5. The physical activity monitoring device according to claim 1, wherein the acceleration sensor is configured to detect an acceleration in a direction perpendicular to left and right sides of the leg of the user.

6. The physical activity monitoring device according to claim 1, wherein the muscle activity sensor includes a piezoelectric sensor configured to output the second monitoring signal in accordance with a tremor of the leg of the user.

7. The physical activity monitoring device according to claim 1, wherein the muscle activity sensor includes an electromyography sensor configured to output the second monitoring signal based on a muscle activity of the leg of the user.

8. The physical activity monitoring device according to claim 1, wherein the computation unit is configured to differentiate at least two kinds of body positions of the wearer user as the load condition of the body, with the at least two kinds of body positions selected from the group of a lying position, a sitting position, and a standing position.

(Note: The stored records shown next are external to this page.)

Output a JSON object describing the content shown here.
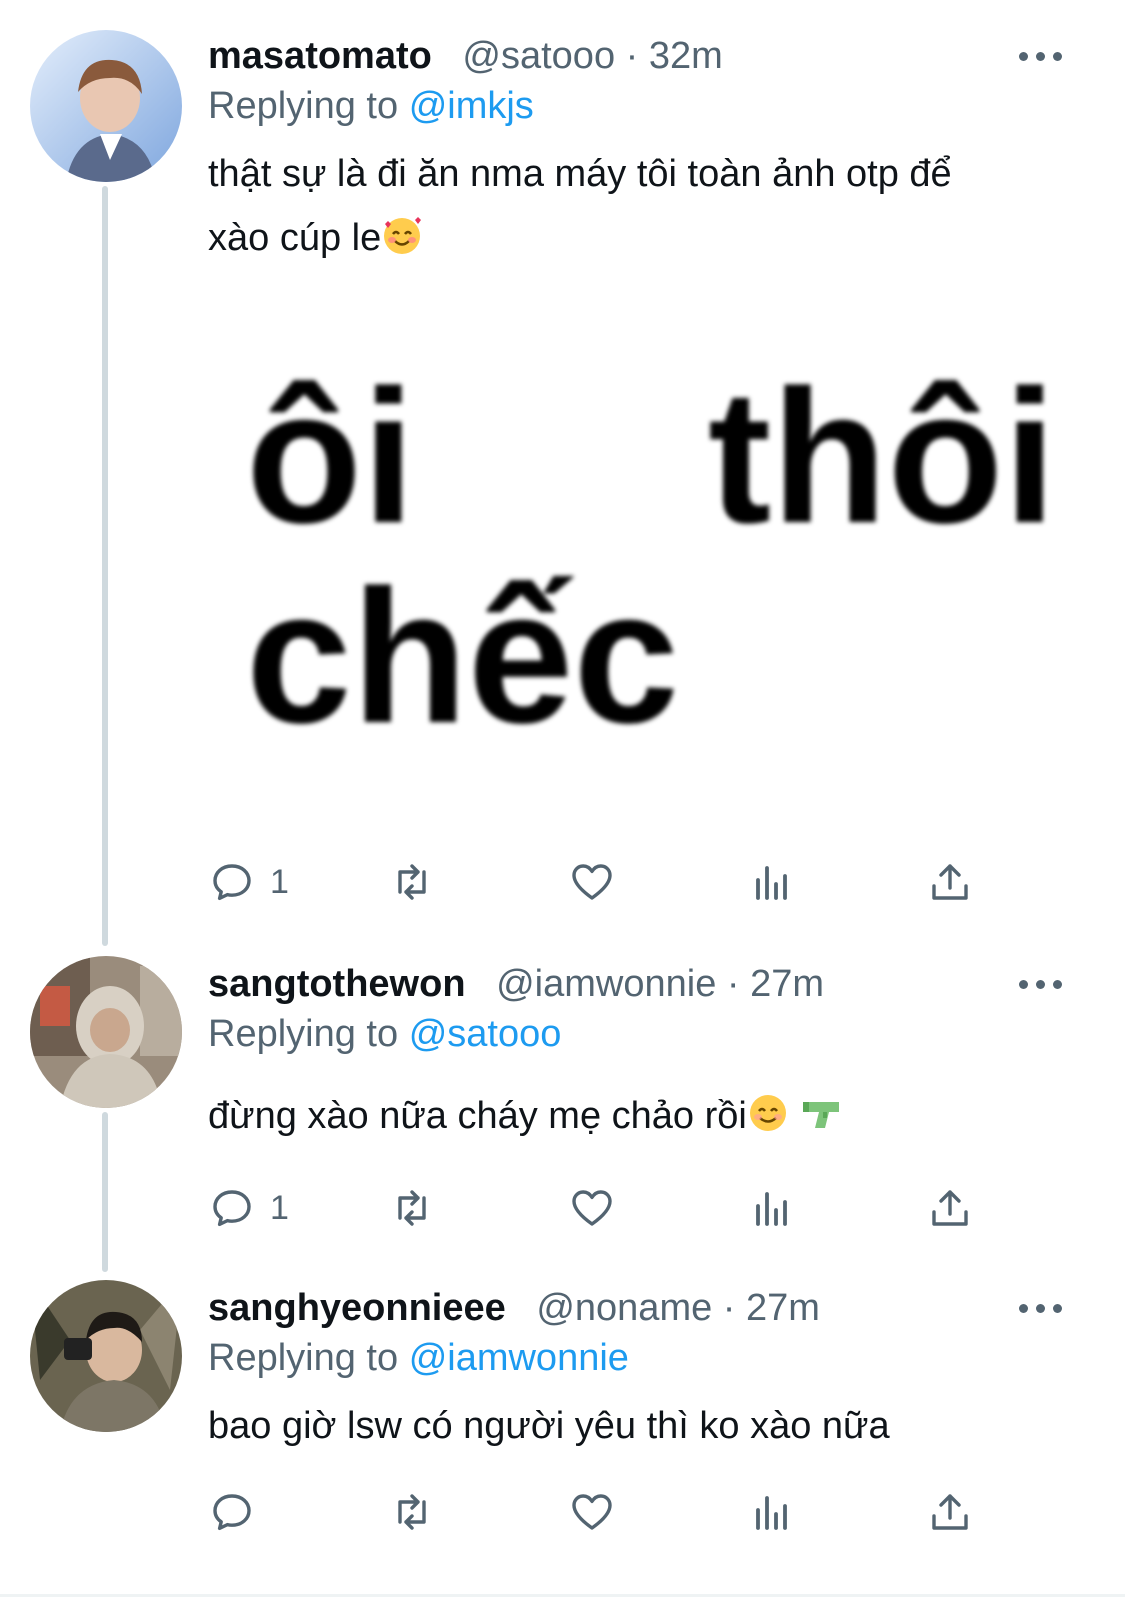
{
  "tweets": [
    {
      "name": "masatomato",
      "handle": "@satooo",
      "dot": "·",
      "time": "32m",
      "replying_prefix": "Replying to",
      "replying_mention": "@imkjs",
      "text_line1": "thật sự là đi ăn nma máy tôi toàn ảnh otp để",
      "text_line2": "xào cúp le",
      "emoji": "smiling-face-with-hearts",
      "media_text": {
        "w1": "ôi",
        "w2": "thôi",
        "w3": "chếc"
      },
      "reply_count": "1",
      "avatar_colors": [
        "#c6dcf5",
        "#8fb4e6"
      ]
    },
    {
      "name": "sangtothewon",
      "handle": "@iamwonnie",
      "dot": "·",
      "time": "27m",
      "replying_prefix": "Replying to",
      "replying_mention": "@satooo",
      "text_line1": "đừng xào nữa cháy mẹ chảo rồi",
      "emoji": "smiling-face, water-pistol",
      "reply_count": "1",
      "avatar_colors": [
        "#8a7a6a",
        "#d8d0c4"
      ]
    },
    {
      "name": "sanghyeonnieee",
      "handle": "@noname",
      "dot": "·",
      "time": "27m",
      "replying_prefix": "Replying to",
      "replying_mention": "@iamwonnie",
      "text_line1": "bao giờ lsw có người yêu thì ko xào nữa",
      "reply_count": "",
      "avatar_colors": [
        "#3c3a2e",
        "#a69c84"
      ]
    }
  ],
  "colors": {
    "mention": "#1d9bf0",
    "secondary_text": "#536471",
    "thread_line": "#cfd9de"
  },
  "action_icons": [
    "reply-icon",
    "retweet-icon",
    "like-icon",
    "analytics-icon",
    "share-icon"
  ]
}
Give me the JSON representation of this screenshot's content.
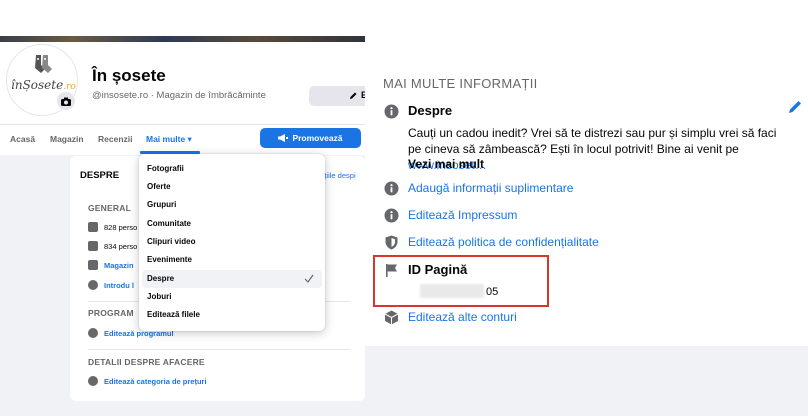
{
  "left": {
    "page": {
      "name": "În șosete",
      "handle": "@insosete.ro · Magazin de îmbrăcăminte",
      "logo_text": "înȘosete",
      "logo_suffix": ".ro",
      "edit_label": "E"
    },
    "tabs": [
      {
        "label": "Acasă"
      },
      {
        "label": "Magazin"
      },
      {
        "label": "Recenzii"
      },
      {
        "label": "Mai multe ▾"
      }
    ],
    "promote_label": "Promovează",
    "about": {
      "title": "DESPRE",
      "right_link": "națiile despi",
      "general_head": "GENERAL",
      "general_rows": [
        {
          "label": "828 perso"
        },
        {
          "label": "834 perso"
        },
        {
          "label": "Magazin",
          "link": true
        },
        {
          "label": "Introdu l",
          "link": true
        }
      ],
      "program_head": "PROGRAM",
      "program_row": "Editează programul",
      "business_head": "DETALII DESPRE AFACERE",
      "business_row": "Editează categoria de prețuri"
    },
    "dropdown": {
      "items": [
        {
          "label": "Fotografii"
        },
        {
          "label": "Oferte"
        },
        {
          "label": "Grupuri"
        },
        {
          "label": "Comunitate"
        },
        {
          "label": "Clipuri video"
        },
        {
          "label": "Evenimente"
        },
        {
          "label": "Despre",
          "selected": true
        },
        {
          "label": "Joburi"
        },
        {
          "label": "Editează filele"
        }
      ]
    }
  },
  "right": {
    "heading": "MAI MULTE INFORMAȚII",
    "about_title": "Despre",
    "description": "Cauți un cadou inedit? Vrei să te distrezi sau pur și simplu vrei să faci pe cineva să zâmbească? Ești în locul potrivit! Bine ai venit pe",
    "description_link": "www.insoset…",
    "see_more": "Vezi mai mult",
    "links": [
      {
        "label": "Adaugă informații suplimentare",
        "icon": "info-icon"
      },
      {
        "label": "Editează Impressum",
        "icon": "info-icon"
      },
      {
        "label": "Editează politica de confidențialitate",
        "icon": "shield-icon"
      }
    ],
    "page_id_title": "ID Pagină",
    "page_id_value": "05",
    "other_accounts": "Editează alte conturi",
    "colors": {
      "accent": "#1b74e4",
      "highlight": "#d5372b",
      "icon": "#65676b"
    }
  }
}
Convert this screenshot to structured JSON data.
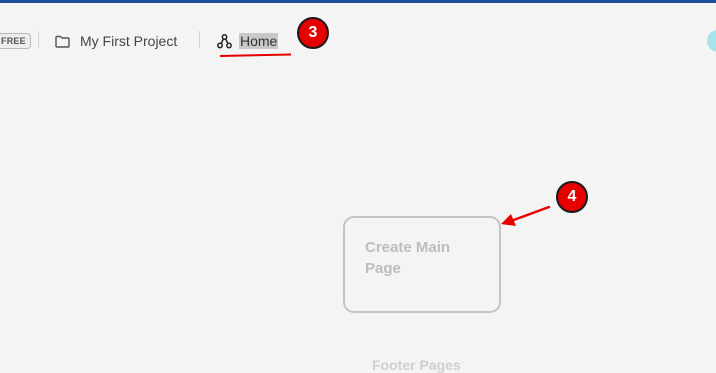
{
  "header": {
    "plan_badge": "FREE",
    "project_name": "My First Project",
    "page_name": "Home"
  },
  "annotations": {
    "step_home": "3",
    "step_card": "4"
  },
  "canvas": {
    "create_main_page": "Create Main Page",
    "footer_pages": "Footer Pages"
  },
  "icons": {
    "project": "folder-icon",
    "page": "sitemap-icon"
  },
  "colors": {
    "accent_bar": "#1c4f9c",
    "annotation_red": "#e60000",
    "avatar": "#a7e3ea",
    "background": "#f4f4f4"
  }
}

9. The physical activity monitoring device according to claim 8,

wherein the acceleration sensor is configured to detect an acceleration in a direction connecting a toe tip and a heel of the leg, and

wherein the computation unit is configured to differentiate, based on the first monitoring signal that represents information including the acceleration in the direction connecting the toe tip and the heel of the leg, between the lying position, and the sitting position and the standing position.

10. The physical activity monitoring device according to claim 1, wherein the computation unit is configured to differentiate, based on the second monitoring signal, between a lying position or a sitting position, and a standing position of the body position of the user.

11. The physical activity monitoring device according to claim 10, wherein the computation unit is configured to differentiate, based on the first monitoring signal, between the lying position and the sitting position.

12. The physical activity monitoring device according to claim 11, wherein the computation unit is configured to differentiate, based on a sign of the first monitoring signal, between a supine position and a prone position in the lying position.

13. The physical activity monitoring device according to claim 11, wherein the computation unit is configured to detect a lateral recumbent position in the lying position based on the first monitoring signal.

14. The physical activity monitoring device according to claim 13, wherein the computation unit is configured to differentiate, based on a sign of the first monitoring signal, between a left lateral recumbent position and a right lateral recumbent position in the lateral recumbent position.

15. The physical activity monitoring device according to claim 11, wherein the acceleration sensor is configured to attach to two legs, which includes the leg, of the user.

16. The physical activity monitoring device according to claim 15, wherein the computation unit is configured to detect a cross-legged sitting position in the sitting position based on the first monitoring signal outputted by the acceleration sensor.

17. The physical activity monitoring device according to claim 1, wherein the muscle activity sensor is configured to attach to two legs, which includes the leg, of the user.

18. The physical activity monitoring device according to claim 17, wherein the computation unit is configured to differentiate, based on the second monitoring signal outputted by the muscle activity sensor attached to the two legs, between a two-leg standing position and a single-leg standing position.

19. The physical activity monitoring device according to claim 1, wherein the computation unit comprises a microcomputer configured to calculate the body position of the body of the user based on the first monitoring signal and the second monitoring signal.

20. The physical activity monitoring device according to claim 1, further comprising a housing with the acceleration sensor, the muscle activity sensor and the computation unit disposed therein, with the housing being constructed to position the muscle activity sensor around an ankle circumference of the leg of the user when the housing is attached to the leg of the user.